This is an extract from a fascinating memoir of the days of the sailing coasters in and around the Severn Estuary. Edmund Eglinton, born in 1902, was 13 when he began to sail on the trows and ketches of the Bristol Channel in 1915. His memory of those sailing voyages is immensely detailed and fascinating for anyone who has sailed in this area. The problem of shifting sand and mud-banks, the ferocious tides and unpredictable weather are all here – when sailing was about carrying goods from port to port without the aid of engine power. It includes stories of loading and unloading stone from local quarries to build sea walls, coal for the railways, bricks and grain. The life was hard but nontheless there was an immense pride in the skill of these seamen. The following extract describes the entry to Lydney harbour, still a challenge for yachtsmen and women today.  

That morning as we were early, about two miles below Lydney over the Lydney Sands, we had to put the vessel’s head down against the tide, for a sailing vessel must arrive off Lydney pier if possible at slack tide, otherwise she may be swept so far above the pier that, by the time she is able to return on the ebb the tide will be is too strong to attempt an entrance even if the gates were open. At spring tides about 15 minutes before high water the tide starts to ease, and by the same amount of time – or less – after high water the ebb is running at maximum speed.
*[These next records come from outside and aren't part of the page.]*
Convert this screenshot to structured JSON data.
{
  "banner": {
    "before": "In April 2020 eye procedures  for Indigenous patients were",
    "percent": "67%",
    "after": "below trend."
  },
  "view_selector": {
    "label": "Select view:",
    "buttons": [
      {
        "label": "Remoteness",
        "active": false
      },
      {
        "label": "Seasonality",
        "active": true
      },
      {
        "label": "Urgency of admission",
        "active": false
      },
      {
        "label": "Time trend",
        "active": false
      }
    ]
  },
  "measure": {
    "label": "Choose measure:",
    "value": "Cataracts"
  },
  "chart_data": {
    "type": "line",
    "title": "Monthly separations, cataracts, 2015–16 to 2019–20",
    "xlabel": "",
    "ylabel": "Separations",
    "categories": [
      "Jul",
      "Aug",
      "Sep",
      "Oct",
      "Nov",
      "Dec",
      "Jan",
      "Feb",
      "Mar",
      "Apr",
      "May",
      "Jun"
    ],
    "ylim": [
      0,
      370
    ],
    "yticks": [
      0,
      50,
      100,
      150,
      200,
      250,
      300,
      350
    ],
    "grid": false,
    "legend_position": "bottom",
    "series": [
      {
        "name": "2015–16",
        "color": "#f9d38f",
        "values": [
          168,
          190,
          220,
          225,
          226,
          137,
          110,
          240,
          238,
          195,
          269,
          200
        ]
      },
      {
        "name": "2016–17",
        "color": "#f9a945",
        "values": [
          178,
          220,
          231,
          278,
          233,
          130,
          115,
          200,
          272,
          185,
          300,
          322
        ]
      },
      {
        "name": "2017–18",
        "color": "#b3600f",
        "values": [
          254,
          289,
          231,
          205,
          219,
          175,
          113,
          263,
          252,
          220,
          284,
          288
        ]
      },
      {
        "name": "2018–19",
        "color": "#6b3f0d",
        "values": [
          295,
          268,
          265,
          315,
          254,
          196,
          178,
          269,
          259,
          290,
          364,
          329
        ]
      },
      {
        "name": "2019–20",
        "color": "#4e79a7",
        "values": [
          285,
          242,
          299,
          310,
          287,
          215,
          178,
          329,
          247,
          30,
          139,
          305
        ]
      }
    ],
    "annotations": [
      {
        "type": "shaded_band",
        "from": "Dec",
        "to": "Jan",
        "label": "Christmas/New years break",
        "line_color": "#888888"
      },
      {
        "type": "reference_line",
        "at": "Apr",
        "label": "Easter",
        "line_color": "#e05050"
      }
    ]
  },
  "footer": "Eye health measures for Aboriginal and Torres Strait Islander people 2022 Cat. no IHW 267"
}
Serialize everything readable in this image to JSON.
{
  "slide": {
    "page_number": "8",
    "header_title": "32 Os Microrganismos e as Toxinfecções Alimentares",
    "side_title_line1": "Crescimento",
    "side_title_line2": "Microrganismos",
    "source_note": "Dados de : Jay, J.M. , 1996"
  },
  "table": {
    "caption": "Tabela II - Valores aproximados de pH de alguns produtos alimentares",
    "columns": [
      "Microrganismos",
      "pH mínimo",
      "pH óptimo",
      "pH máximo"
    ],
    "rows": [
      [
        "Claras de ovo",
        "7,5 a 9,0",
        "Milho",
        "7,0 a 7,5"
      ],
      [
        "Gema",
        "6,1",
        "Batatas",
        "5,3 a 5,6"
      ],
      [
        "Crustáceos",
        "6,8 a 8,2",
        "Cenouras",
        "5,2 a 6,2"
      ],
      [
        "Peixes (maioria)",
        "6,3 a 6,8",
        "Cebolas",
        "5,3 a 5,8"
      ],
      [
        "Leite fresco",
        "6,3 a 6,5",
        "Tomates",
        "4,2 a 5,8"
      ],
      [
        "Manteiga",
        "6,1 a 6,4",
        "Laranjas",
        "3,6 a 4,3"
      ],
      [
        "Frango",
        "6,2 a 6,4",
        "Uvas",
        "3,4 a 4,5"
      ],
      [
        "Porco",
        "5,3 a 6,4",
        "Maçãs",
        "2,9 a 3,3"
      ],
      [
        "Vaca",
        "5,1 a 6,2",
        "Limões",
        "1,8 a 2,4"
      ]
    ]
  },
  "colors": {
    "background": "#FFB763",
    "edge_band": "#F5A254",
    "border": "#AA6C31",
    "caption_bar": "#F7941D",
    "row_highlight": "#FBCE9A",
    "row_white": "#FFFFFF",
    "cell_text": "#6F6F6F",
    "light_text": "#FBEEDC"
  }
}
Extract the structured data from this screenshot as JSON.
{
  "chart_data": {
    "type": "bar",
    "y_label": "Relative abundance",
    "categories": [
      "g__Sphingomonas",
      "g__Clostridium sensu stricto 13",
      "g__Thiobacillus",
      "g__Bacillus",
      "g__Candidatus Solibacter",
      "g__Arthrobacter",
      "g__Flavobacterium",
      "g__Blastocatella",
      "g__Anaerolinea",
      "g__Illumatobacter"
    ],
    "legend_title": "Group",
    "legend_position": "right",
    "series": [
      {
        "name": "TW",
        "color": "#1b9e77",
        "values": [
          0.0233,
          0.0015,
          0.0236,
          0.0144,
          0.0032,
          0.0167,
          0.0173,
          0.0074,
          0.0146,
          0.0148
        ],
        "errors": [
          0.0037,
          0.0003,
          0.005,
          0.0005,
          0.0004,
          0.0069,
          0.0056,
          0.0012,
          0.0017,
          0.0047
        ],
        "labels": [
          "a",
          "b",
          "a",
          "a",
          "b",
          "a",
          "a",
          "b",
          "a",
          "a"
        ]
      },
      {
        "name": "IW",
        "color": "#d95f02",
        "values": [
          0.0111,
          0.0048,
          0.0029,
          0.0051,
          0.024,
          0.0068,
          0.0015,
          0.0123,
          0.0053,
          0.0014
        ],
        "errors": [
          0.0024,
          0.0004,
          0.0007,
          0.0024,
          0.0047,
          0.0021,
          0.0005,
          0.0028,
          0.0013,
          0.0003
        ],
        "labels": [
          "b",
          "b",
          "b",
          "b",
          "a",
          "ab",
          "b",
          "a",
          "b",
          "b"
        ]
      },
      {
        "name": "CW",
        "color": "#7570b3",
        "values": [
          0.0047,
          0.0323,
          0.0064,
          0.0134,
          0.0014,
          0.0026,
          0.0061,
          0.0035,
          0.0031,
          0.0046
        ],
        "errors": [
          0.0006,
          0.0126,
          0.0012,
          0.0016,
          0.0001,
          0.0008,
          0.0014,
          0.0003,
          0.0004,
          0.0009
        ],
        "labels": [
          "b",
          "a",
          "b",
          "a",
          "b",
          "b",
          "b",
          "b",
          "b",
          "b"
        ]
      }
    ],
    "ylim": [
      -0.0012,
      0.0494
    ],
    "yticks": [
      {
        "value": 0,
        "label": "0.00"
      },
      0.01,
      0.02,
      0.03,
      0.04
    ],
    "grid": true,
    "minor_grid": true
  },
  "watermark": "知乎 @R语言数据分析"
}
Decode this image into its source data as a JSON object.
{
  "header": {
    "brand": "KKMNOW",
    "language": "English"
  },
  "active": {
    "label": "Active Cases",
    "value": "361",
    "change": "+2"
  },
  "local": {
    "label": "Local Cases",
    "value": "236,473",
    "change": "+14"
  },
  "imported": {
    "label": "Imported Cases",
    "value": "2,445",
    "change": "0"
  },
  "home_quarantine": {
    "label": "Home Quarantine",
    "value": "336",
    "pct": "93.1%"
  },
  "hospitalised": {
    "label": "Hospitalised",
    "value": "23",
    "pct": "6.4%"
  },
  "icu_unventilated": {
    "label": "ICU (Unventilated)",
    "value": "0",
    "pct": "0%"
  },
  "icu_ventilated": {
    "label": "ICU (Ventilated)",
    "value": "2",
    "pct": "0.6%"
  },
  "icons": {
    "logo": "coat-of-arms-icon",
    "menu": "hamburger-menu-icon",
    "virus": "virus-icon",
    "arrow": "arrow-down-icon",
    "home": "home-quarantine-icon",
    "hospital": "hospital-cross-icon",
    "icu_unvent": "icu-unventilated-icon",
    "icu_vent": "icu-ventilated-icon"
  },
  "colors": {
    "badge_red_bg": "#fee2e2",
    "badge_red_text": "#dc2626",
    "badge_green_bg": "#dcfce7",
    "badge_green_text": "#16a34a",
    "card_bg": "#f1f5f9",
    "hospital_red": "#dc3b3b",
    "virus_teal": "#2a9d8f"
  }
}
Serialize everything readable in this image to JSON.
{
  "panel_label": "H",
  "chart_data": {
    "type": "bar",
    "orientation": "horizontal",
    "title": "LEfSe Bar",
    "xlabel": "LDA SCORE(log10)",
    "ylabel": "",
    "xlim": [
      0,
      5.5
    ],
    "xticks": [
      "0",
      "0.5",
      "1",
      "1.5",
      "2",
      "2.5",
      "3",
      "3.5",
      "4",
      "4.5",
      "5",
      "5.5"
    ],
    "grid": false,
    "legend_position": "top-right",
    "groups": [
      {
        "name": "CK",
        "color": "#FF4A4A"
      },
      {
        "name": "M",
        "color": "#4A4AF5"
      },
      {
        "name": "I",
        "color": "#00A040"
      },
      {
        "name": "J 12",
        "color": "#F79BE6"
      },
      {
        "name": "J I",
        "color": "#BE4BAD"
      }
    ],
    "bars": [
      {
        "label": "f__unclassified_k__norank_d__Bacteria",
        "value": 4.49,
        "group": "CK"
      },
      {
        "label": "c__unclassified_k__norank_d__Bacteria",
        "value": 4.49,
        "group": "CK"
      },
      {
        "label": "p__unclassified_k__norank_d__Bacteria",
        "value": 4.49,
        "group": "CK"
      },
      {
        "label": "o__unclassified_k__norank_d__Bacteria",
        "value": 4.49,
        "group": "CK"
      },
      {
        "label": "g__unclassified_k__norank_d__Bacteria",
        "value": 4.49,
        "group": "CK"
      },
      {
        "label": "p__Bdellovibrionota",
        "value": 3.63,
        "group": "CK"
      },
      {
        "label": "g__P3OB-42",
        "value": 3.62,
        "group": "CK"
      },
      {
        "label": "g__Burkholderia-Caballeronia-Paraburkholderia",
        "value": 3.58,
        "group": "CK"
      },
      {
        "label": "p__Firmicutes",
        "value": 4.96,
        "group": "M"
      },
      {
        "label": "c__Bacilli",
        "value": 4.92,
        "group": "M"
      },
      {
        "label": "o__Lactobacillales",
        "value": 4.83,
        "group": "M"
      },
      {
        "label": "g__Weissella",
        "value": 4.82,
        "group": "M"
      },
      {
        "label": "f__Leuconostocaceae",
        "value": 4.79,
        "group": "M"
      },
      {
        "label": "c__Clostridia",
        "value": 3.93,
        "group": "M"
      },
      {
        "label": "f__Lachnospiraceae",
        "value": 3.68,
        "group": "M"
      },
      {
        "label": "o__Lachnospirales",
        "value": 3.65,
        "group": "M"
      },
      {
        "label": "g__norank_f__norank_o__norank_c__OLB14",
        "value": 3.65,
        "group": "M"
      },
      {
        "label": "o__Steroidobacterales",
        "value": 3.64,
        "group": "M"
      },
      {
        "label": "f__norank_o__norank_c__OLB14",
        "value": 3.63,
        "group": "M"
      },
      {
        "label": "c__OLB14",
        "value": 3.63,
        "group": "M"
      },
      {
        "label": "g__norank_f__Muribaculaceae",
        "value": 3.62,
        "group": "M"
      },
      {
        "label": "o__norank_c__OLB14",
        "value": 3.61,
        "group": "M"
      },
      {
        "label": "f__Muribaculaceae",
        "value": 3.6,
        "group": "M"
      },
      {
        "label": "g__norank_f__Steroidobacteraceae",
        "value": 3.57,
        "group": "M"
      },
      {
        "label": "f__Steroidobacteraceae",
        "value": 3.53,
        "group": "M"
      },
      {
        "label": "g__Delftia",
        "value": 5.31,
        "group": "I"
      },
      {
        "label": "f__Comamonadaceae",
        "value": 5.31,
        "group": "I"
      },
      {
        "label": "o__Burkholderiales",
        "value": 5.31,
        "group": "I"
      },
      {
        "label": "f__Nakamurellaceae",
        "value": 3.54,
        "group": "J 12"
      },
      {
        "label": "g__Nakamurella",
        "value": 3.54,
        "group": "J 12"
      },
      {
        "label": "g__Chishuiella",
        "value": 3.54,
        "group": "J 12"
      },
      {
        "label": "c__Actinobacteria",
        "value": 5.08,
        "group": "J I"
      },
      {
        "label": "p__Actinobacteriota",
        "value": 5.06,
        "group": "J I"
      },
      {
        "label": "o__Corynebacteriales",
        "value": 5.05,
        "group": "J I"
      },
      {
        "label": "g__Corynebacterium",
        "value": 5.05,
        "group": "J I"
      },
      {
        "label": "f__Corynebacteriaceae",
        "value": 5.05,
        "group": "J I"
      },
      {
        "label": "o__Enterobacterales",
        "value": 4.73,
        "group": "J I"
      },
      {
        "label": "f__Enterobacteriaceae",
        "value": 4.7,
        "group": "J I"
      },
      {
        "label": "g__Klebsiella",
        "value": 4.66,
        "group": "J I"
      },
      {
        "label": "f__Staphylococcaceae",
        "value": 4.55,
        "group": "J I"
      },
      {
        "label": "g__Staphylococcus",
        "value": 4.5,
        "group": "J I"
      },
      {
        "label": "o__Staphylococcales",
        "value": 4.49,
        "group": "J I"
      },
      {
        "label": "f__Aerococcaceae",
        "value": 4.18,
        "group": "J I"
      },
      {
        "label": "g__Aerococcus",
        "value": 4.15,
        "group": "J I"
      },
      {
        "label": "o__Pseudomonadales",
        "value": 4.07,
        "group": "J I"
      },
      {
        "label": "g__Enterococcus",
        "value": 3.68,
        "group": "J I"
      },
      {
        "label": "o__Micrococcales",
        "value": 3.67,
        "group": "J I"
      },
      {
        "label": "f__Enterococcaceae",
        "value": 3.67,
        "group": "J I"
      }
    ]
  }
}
Now although that morning (my first ever sight of Lydney pier) we headed the ‘Jane’ downstream, and had a nice steady easterly wind for so doing, we were still travelling stern first towards the pier, the tide being stronger than the wind. Capt Smart kept watching the time and calculating the distance yet to travel, judging our speed astern by the changing position of landmarks ashore, talking meanwhile of sundry subjects with no sign of anxiety – master of a situation he had been in many times before. In later years, seeing men – even with auxiliary engines – pale and anxious in similar situations off Lydney pier I would think of Capt Smart and marvel at his ability. We were getting nearer the pier now; soon we saw vessels leaving the locks, but being swept up be the tide immediately they left the shelter of the pier. But the tide was easing. ‘We’ll jibe her over now’, said the Captain. Then ‘Haul the sheets, in we’ll get on up’. So on the starboard tack we edged towards the Lydney shore still being swept up river with the last of the flood. Soon came the call ‘Take the topsail down’, then ‘Haul down the flying jib’ followed by ‘Lower the anchor down to the forefoot, quickly now’. By the time I had executed those orders we were quite near the pier, and the skipper was keeping the ‘Jane’s head downstream for the last few minutes of the flood. Then a raucous shout from the pierhead, ‘Come on ahead ‘Jane’ there’s no tide here now’. Meantime I had by now got a heavy manila warp ready on the starboard quarter with a bowline ready to drop over a bollard to act as a stern rope to bring the vessel up.